Flea beetles are the main insect of concern at this point, and really only when bud swell through 1” shoot growth is slowed and the buds remain at this susceptible state for more than a week or so. It’s a good idea to keep an eye on buds and consider treating if more than 2% of buds are damaged. Remember, buds are no longer susceptible after 1” shoot growth, so if you make it past that stage, then don’t worry about them. This is really only a problem in years with a cool, drawn-out spring, and even then, the damage is rarely of economic significance. Clearing brush piles from around vineyard edges can help to reduce this pest.
The window to treat vines with liquid lime sulfur (LLS) for phpompsis and other disease management is closing as vine growth increases, do not consider applying high doses of that material to vines with green tissue showing. I described the use of LLS in my April 3, 2017 message.
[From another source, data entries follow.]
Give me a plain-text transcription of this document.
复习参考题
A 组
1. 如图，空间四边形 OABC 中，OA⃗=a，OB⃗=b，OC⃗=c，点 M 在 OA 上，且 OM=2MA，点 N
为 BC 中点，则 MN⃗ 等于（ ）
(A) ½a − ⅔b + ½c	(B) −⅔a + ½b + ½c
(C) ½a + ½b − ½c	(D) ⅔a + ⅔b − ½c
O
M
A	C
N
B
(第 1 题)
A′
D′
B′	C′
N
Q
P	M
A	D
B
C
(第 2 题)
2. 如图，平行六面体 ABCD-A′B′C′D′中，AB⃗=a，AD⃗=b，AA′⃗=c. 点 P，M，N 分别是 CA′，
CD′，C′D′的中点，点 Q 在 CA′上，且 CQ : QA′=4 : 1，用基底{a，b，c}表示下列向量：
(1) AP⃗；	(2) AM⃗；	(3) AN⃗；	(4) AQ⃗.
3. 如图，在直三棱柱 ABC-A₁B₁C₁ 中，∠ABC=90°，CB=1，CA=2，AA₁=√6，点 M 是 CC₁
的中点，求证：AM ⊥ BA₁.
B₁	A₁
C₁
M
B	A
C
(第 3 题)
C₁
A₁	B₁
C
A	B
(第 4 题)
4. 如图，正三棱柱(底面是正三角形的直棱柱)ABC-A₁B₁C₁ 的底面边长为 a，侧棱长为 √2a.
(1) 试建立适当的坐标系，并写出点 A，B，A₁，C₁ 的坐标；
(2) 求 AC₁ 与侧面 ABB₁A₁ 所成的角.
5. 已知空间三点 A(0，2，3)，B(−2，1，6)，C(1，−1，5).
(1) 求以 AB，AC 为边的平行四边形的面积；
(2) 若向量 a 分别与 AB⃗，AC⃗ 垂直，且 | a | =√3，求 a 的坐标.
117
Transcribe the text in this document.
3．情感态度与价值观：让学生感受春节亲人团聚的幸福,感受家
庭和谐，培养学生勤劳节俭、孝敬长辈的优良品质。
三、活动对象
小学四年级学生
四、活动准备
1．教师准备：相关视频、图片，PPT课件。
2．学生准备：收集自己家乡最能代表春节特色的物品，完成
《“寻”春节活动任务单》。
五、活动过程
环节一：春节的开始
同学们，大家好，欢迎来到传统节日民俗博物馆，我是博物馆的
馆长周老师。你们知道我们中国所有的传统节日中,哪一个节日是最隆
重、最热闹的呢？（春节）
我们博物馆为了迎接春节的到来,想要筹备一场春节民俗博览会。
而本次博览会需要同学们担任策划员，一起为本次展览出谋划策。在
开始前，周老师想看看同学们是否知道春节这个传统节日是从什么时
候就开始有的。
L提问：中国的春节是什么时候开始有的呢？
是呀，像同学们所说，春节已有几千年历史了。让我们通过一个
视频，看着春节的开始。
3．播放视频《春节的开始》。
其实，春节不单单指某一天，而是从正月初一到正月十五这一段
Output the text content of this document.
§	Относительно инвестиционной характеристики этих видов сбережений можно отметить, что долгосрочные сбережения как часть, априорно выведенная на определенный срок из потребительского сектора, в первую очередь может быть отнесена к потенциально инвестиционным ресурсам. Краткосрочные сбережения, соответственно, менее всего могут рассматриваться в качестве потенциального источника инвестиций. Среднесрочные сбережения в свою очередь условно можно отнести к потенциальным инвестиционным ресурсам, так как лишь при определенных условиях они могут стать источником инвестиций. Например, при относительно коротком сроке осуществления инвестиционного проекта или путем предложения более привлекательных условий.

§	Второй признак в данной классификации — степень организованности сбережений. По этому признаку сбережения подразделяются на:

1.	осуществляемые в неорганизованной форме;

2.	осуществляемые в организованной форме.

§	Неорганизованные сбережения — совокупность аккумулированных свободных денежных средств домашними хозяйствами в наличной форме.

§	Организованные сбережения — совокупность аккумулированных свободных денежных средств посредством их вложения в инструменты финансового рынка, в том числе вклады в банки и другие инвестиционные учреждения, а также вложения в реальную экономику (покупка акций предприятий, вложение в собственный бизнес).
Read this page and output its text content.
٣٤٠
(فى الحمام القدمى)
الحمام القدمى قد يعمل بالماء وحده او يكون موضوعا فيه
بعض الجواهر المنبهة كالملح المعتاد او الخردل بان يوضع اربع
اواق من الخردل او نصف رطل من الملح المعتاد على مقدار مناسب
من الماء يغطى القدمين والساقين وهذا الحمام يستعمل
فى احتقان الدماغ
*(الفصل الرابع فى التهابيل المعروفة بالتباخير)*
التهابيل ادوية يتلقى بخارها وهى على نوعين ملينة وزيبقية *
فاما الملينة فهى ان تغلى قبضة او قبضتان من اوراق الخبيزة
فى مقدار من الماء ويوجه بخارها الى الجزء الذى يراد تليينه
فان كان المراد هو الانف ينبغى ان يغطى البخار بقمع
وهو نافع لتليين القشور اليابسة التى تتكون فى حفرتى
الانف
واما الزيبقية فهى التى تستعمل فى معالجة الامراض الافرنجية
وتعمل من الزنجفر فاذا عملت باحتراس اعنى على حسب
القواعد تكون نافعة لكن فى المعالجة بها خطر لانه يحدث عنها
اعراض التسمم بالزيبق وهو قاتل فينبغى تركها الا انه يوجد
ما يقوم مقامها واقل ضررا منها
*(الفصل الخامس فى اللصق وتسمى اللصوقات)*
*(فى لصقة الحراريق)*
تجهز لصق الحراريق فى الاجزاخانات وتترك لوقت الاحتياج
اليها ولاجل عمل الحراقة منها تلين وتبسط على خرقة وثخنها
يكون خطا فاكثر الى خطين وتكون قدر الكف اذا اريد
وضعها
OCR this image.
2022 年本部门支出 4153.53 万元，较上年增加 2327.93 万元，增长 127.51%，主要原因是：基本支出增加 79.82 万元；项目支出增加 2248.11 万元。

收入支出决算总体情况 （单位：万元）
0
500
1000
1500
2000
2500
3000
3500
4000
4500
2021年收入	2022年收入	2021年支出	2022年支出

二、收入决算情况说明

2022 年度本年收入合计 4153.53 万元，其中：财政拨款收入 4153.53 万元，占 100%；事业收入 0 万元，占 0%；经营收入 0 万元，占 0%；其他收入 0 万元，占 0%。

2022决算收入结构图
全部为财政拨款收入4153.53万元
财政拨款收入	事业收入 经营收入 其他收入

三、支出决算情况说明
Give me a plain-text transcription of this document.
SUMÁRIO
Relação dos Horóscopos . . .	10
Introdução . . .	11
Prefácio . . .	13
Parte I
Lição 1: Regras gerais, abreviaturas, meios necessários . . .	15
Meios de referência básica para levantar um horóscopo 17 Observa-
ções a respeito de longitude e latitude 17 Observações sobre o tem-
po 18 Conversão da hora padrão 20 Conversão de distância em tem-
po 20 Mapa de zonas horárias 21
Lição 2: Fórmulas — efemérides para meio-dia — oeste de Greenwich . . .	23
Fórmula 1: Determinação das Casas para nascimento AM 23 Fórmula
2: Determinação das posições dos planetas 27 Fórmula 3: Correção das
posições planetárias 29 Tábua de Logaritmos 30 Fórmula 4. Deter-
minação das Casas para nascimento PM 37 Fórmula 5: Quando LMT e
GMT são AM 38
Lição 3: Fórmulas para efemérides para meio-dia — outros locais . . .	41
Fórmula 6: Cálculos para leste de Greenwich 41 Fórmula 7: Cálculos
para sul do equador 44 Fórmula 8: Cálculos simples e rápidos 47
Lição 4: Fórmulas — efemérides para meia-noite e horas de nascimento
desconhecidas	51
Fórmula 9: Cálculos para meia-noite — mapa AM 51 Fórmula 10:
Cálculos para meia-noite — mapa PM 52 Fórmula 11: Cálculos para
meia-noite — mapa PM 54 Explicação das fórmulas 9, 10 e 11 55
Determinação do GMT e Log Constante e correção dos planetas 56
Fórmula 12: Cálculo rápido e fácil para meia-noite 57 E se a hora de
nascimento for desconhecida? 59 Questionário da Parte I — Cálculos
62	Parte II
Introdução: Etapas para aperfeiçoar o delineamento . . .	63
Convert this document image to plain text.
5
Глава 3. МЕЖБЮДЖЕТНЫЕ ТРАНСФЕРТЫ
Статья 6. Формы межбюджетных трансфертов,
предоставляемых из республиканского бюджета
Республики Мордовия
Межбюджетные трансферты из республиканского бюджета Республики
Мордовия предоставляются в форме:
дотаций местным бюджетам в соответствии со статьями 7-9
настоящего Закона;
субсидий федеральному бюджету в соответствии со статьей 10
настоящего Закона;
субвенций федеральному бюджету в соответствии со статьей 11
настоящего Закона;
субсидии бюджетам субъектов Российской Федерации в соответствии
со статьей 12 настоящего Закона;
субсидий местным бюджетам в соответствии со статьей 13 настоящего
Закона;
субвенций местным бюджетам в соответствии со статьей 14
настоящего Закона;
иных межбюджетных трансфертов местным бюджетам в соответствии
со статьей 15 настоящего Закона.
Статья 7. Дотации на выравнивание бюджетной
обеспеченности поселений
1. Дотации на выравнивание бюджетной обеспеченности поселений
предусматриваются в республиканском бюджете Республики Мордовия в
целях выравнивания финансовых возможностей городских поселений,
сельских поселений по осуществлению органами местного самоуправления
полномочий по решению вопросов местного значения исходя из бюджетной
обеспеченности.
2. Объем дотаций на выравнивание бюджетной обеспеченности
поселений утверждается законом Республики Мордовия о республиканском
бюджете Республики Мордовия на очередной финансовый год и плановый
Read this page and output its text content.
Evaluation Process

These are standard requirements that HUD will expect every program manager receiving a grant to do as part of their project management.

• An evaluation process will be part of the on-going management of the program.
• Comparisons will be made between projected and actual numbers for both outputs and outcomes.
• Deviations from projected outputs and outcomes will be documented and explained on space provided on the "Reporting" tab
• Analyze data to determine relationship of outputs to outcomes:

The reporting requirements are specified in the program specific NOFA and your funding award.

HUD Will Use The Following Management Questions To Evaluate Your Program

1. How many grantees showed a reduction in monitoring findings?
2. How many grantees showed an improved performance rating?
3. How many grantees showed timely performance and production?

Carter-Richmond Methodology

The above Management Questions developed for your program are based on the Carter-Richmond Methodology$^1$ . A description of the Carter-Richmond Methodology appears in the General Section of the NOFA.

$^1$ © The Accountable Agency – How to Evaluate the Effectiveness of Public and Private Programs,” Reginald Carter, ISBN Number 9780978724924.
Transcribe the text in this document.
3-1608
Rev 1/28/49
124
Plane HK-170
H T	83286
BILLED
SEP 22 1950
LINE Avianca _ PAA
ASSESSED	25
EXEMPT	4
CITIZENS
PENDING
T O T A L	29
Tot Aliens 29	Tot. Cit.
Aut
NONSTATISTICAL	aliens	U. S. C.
Now that buds are swelling, I’d avoid use of systemic herbicides in vineyards unless you have a really good shield system to avoid contact with green tissue. This is a good time to burn down weeds, though, and an application of glufosinate can be effective now. Adding a premergent material like Chateau can extend weed control for a longer period. On the other hand, I find that in-row vegetation can help with excess soil moisture and vine vigor, as long as it is managed. I’m not promoting just letting the weeds go in a planting, and groundcover should be mowed and kept out of the canopy during the growing season.